As public sector teachers across the country stand up and take decisive actions in advancing their call for a just pay rise and other improvements in conditions of work, the Federation of Independent Trade Unions of Guyana (FITUG) extends its full and unstinted support and solidarity. The FITUG has been closely following the unfolding developments regarding the Government’s attitude towards the demands of the teachers and their union – the Guyana Teachers Union (GTU). For us it is indeed dismaying to see our teachers, who play no small role in moulding the nation, being treated with such disdain and, seeming, unconcern of their plight. The take-it-or-leave-it attitude adopted by the Administration in spite of the GTU’s justifications, in our view, has no place in our contemporary industrial setting.
The FITUG recognizes that the teachers have been more than co-operative and sought to work together with the Administration to meaningfully reach an agreement. We have noted that they fully participated in the work of the joint taskforce convened by His Excellency President David Granger. As we saw from reports in the media, undoubtedly in the spirit of good-faith discussions, the Union would have rationally considered the Administration’s positions and explanations and accordingly re-looked at their proposals. For us it is disappointing that in spite of taskforce’s work, which benefitted from the presence of several high-ranking Government officials, the Administration it appears has simply chosen to ignore several of the recommendations that were embraced. This for us is not a positive development and serves, in our view, to undermine the Government’s credibility.

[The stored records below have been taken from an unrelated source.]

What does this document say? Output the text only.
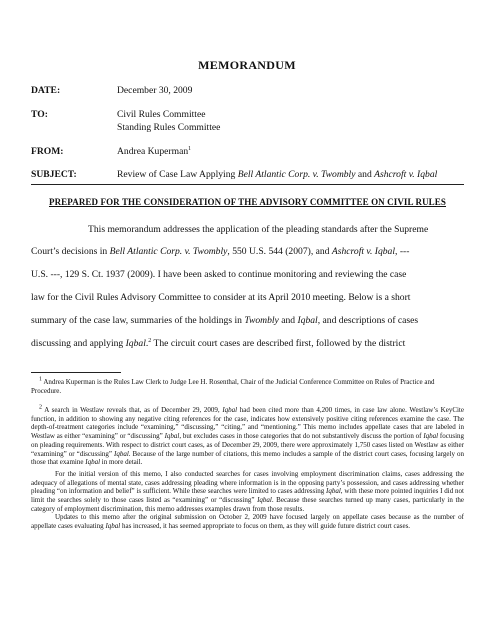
MEMORANDUM
DATE:	December 30, 2009
TO:	Civil Rules Committee
Standing Rules Committee
FROM:	Andrea Kuperman$^1$
SUBJECT:	Review of Case Law Applying Bell Atlantic Corp. v. Twombly and Ashcroft v. Iqbal
PREPARED FOR THE CONSIDERATION OF THE ADVISORY COMMITTEE ON CIVIL RULES
This memorandum addresses the application of the pleading standards after the Supreme
Court’s decisions in Bell Atlantic Corp. v. Twombly, 550 U.S. 544 (2007), and Ashcroft v. Iqbal, ---
U.S. ---, 129 S. Ct. 1937 (2009). I have been asked to continue monitoring and reviewing the case
law for the Civil Rules Advisory Committee to consider at its April 2010 meeting. Below is a short
summary of the case law, summaries of the holdings in Twombly and Iqbal, and descriptions of cases
discussing and applying Iqbal.$^2$ The circuit court cases are described first, followed by the district

$^1$ Andrea Kuperman is the Rules Law Clerk to Judge Lee H. Rosenthal, Chair of the Judicial Conference Committee on Rules of Practice and Procedure.

$^2$ A search in Westlaw reveals that, as of December 29, 2009, Iqbal had been cited more than 4,200 times, in case law alone. Westlaw’s KeyCite function, in addition to showing any negative citing references for the case, indicates how extensively positive citing references examine the case. The depth-of-treatment categories include “examining,” “discussing,” “citing,” and “mentioning.” This memo includes appellate cases that are labeled in Westlaw as either “examining” or “discussing” Iqbal, but excludes cases in those categories that do not substantively discuss the portion of Iqbal focusing on pleading requirements. With respect to district court cases, as of December 29, 2009, there were approximately 1,750 cases listed on Westlaw as either “examining” or “discussing” Iqbal. Because of the large number of citations, this memo includes a sample of the district court cases, focusing largely on those that examine Iqbal in more detail.

For the initial version of this memo, I also conducted searches for cases involving employment discrimination claims, cases addressing the adequacy of allegations of mental state, cases addressing pleading where information is in the opposing party’s possession, and cases addressing whether pleading “on information and belief” is sufficient. While these searches were limited to cases addressing Iqbal, with these more pointed inquiries I did not limit the searches solely to those cases listed as “examining” or “discussing” Iqbal. Because these searches turned up many cases, particularly in the category of employment discrimination, this memo addresses examples drawn from those results.

Updates to this memo after the original submission on October 2, 2009 have focused largely on appellate cases because as the number of appellate cases evaluating Iqbal has increased, it has seemed appropriate to focus on them, as they will guide future district court cases.
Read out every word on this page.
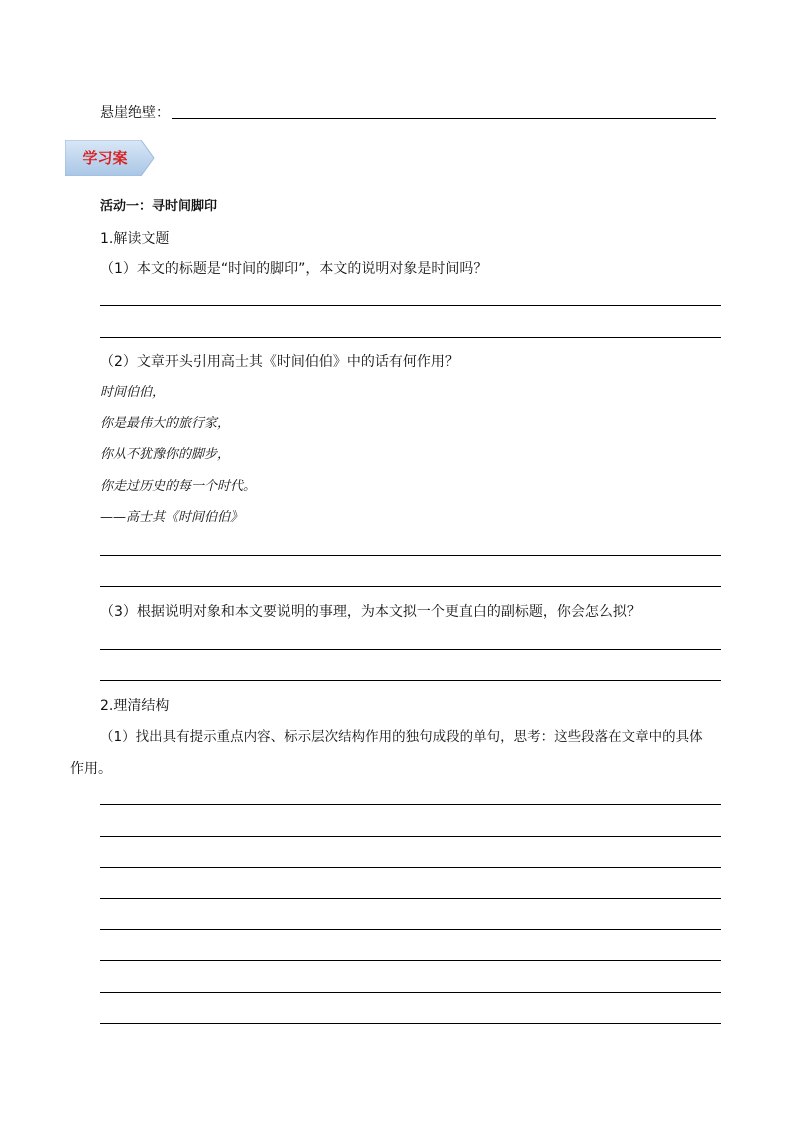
悬崖绝壁：
学习案
活动一：寻时间脚印
1.解读文题
（1）本文的标题是“时间的脚印”，本文的说明对象是时间吗？
（2）文章开头引用高士其《时间伯伯》中的话有何作用？
时间伯伯，
你是最伟大的旅行家，
你从不犹豫你的脚步，
你走过历史的每一个时代。
——高士其《时间伯伯》
（3）根据说明对象和本文要说明的事理，为本文拟一个更直白的副标题，你会怎么拟？
2.理清结构
（1）找出具有提示重点内容、标示层次结构作用的独句成段的单句，思考：这些段落在文章中的具体
作用。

The explanation that Government cannot afford to meet the proposals advanced can have little acceptance when an account is taken of the grandiose wastage and incomprehensible extravagance of the Administration. We need not remind of the billion dollar travel budgets; the ‘greening’ of several Government buildings; the sole sourcing of drugs at prices far above what normally obtains; the rental of a drug bond to store hardly anything; among other things. While the teachers are denied their due lot, we cannot forget the 50 per cent salary hike the Cabinet gave itself and in addition to the significant increase in the benefits the Ministerial class now enjoys. And then more recently the damages that were reportedly sustained to several state vehicles during a reception held at the Georgetown Club apart from the sumptuous, extravagant foods that were reportedly served.

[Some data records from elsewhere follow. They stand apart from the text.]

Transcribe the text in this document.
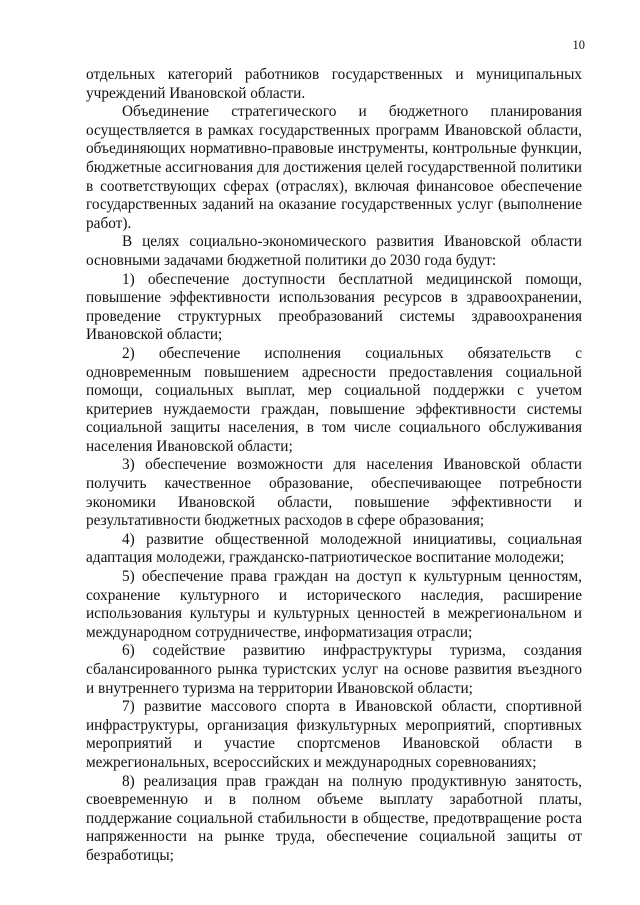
10

отдельных категорий работников государственных и муниципальных учреждений Ивановской области.

Объединение стратегического и бюджетного планирования осуществляется в рамках государственных программ Ивановской области, объединяющих нормативно-правовые инструменты, контрольные функции, бюджетные ассигнования для достижения целей государственной политики в соответствующих сферах (отраслях), включая финансовое обеспечение государственных заданий на оказание государственных услуг (выполнение работ).

В целях социально-экономического развития Ивановской области основными задачами бюджетной политики до 2030 года будут:

1) обеспечение доступности бесплатной медицинской помощи, повышение эффективности использования ресурсов в здравоохранении, проведение структурных преобразований системы здравоохранения Ивановской области;

2) обеспечение исполнения социальных обязательств с одновременным повышением адресности предоставления социальной помощи, социальных выплат, мер социальной поддержки с учетом критериев нуждаемости граждан, повышение эффективности системы социальной защиты населения, в том числе социального обслуживания населения Ивановской области;

3) обеспечение возможности для населения Ивановской области получить качественное образование, обеспечивающее потребности экономики Ивановской области, повышение эффективности и результативности бюджетных расходов в сфере образования;

4) развитие общественной молодежной инициативы, социальная адаптация молодежи, гражданско-патриотическое воспитание молодежи;

5) обеспечение права граждан на доступ к культурным ценностям, сохранение культурного и исторического наследия, расширение использования культуры и культурных ценностей в межрегиональном и международном сотрудничестве, информатизация отрасли;

6) содействие развитию инфраструктуры туризма, создания сбалансированного рынка туристских услуг на основе развития въездного и внутреннего туризма на территории Ивановской области;

7) развитие массового спорта в Ивановской области, спортивной инфраструктуры, организация физкультурных мероприятий, спортивных мероприятий и участие спортсменов Ивановской области в межрегиональных, всероссийских и международных соревнованиях;

8) реализация прав граждан на полную продуктивную занятость, своевременную и в полном объеме выплату заработной платы, поддержание социальной стабильности в обществе, предотвращение роста напряженности на рынке труда, обеспечение социальной защиты от безработицы;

We were also upset to learn that attempts are afoot to intimidate and scare teachers away from heeding the legitimate call by their Union. This for us is a very disturbing development. We were equally dismayed to see Minister within the Ministry of Social Protection, Keith Scott’s letter to the GTU which charged that the Union’s strike call was illegal. We wish to remind the Minister that workers have an inalienable constitutional right to strike and his seeming efforts to deny the workers that right cannot be tolerated nor condoned. We were also disappointed to see the Ministers of Social Protection and also the Chief Labour Officer comprising the Government’s delegation in engaging the Union. The impartiality expected of the Ministry of Social Protection which is now conciliating the dispute has been sorely undermined by the presence of these high-ranking officials at the table on the Government’s behalf.

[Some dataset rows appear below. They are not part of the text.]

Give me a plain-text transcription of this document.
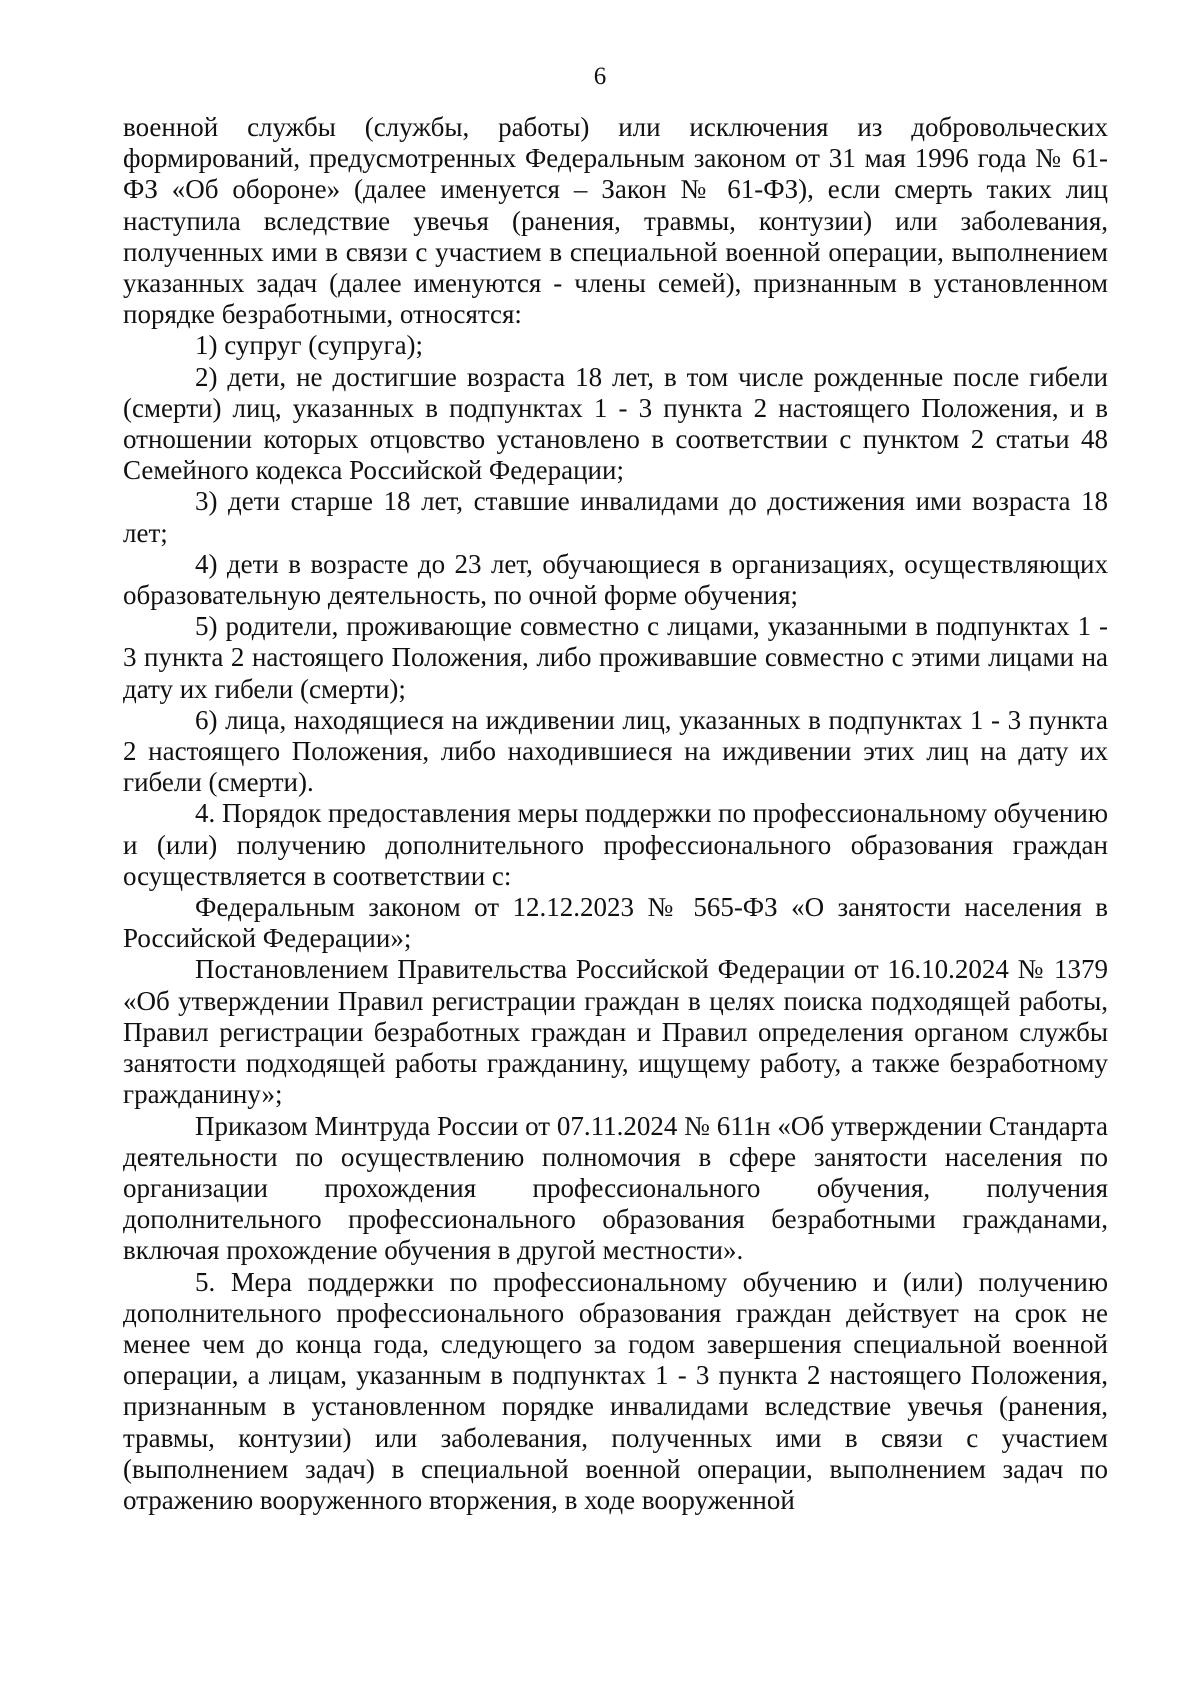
6

военной службы (службы, работы) или исключения из добровольческих формирований, предусмотренных Федеральным законом от 31 мая 1996 года № 61-ФЗ «Об обороне» (далее именуется – Закон № 61-ФЗ), если смерть таких лиц наступила вследствие увечья (ранения, травмы, контузии) или заболевания, полученных ими в связи с участием в специальной военной операции, выполнением указанных задач (далее именуются - члены семей), признанным в установленном порядке безработными, относятся:

1) супруг (супруга);

2) дети, не достигшие возраста 18 лет, в том числе рожденные после гибели (смерти) лиц, указанных в подпунктах 1 - 3 пункта 2 настоящего Положения, и в отношении которых отцовство установлено в соответствии с пунктом 2 статьи 48 Семейного кодекса Российской Федерации;

3) дети старше 18 лет, ставшие инвалидами до достижения ими возраста 18 лет;

4) дети в возрасте до 23 лет, обучающиеся в организациях, осуществляющих образовательную деятельность, по очной форме обучения;

5) родители, проживающие совместно с лицами, указанными в подпунктах 1 - 3 пункта 2 настоящего Положения, либо проживавшие совместно с этими лицами на дату их гибели (смерти);

6) лица, находящиеся на иждивении лиц, указанных в подпунктах 1 - 3 пункта 2 настоящего Положения, либо находившиеся на иждивении этих лиц на дату их гибели (смерти).

4. Порядок предоставления меры поддержки по профессиональному обучению и (или) получению дополнительного профессионального образования граждан осуществляется в соответствии с:

Федеральным законом от 12.12.2023 № 565-ФЗ «О занятости населения в Российской Федерации»;

Постановлением Правительства Российской Федерации от 16.10.2024 № 1379 «Об утверждении Правил регистрации граждан в целях поиска подходящей работы, Правил регистрации безработных граждан и Правил определения органом службы занятости подходящей работы гражданину, ищущему работу, а также безработному гражданину»;

Приказом Минтруда России от 07.11.2024 № 611н «Об утверждении Стандарта деятельности по осуществлению полномочия в сфере занятости населения по организации прохождения профессионального обучения, получения дополнительного профессионального образования безработными гражданами, включая прохождение обучения в другой местности».

5. Мера поддержки по профессиональному обучению и (или) получению дополнительного профессионального образования граждан действует на срок не менее чем до конца года, следующего за годом завершения специальной военной операции, а лицам, указанным в подпунктах 1 - 3 пункта 2 настоящего Положения, признанным в установленном порядке инвалидами вследствие увечья (ранения, травмы, контузии) или заболевания, полученных ими в связи с участием (выполнением задач) в специальной военной операции, выполнением задач по отражению вооруженного вторжения, в ходе вооруженной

This disrespect meted out to the teachers, unfortunately, is characteristic of the Administration’s concern for the country’s working-people. We have seen during the stint of the Coalition Government the downgrading of the Ministry of Labour to a mere Department. We cannot also fail to note the imposition of pay rises in the public sector notwithstanding its manifesto commitment to engage in Collective Bargaining. Then, neither can we forget the withholding of half severance pay to sugar workers who were dismissed following the closure of estates, such an act which is illegal in the eyes of the Termination of Employment and Severance Pay Act. And if those were not enough, salt was rubbed into the wound when VAT was imposed on electricity and water; the reduction in the number of VAT exempted and zero-rated items which affected medical supplies and services and treatments, among others; the introduction of an environmental tax; increased the costs of passports; introduced fees for TIN certificates as well as massively increased the costs for a number of licenses, fees and penalties.
As the teachers press their demand we cannot fail to forget that President David Granger, as Opposition Leader, had promised that teachers would be the highest paid. Today, the commitment, like many others, has simply been forgotten, and the teachers, like all workers, are reminded that it is only through united and dedicated struggles that we can win our just demands. The FITUG has also recognized that persons from some quarters have pointed to what they deem as the exorbitance of the demands put forward by teachers but those persons, from their ivory towers, are alien to the struggles the working-people of Guyana must face on a day-to-day basis. The Government cannot be simply turn a blind eye and deaf ear to the daily struggles our workers face in putting meals on their tables; or to pay their bills, and to make ends meet with ever rising cost-of-living. We urge the Administration, if it is serious about giving all Guyanese a ‘Good Life’ to favourably consider the demands of the teachers and to engage the workers movement as a whole to see what relief it can bring to the Guyanese working-people as they are being slowly choked by the burdens of life.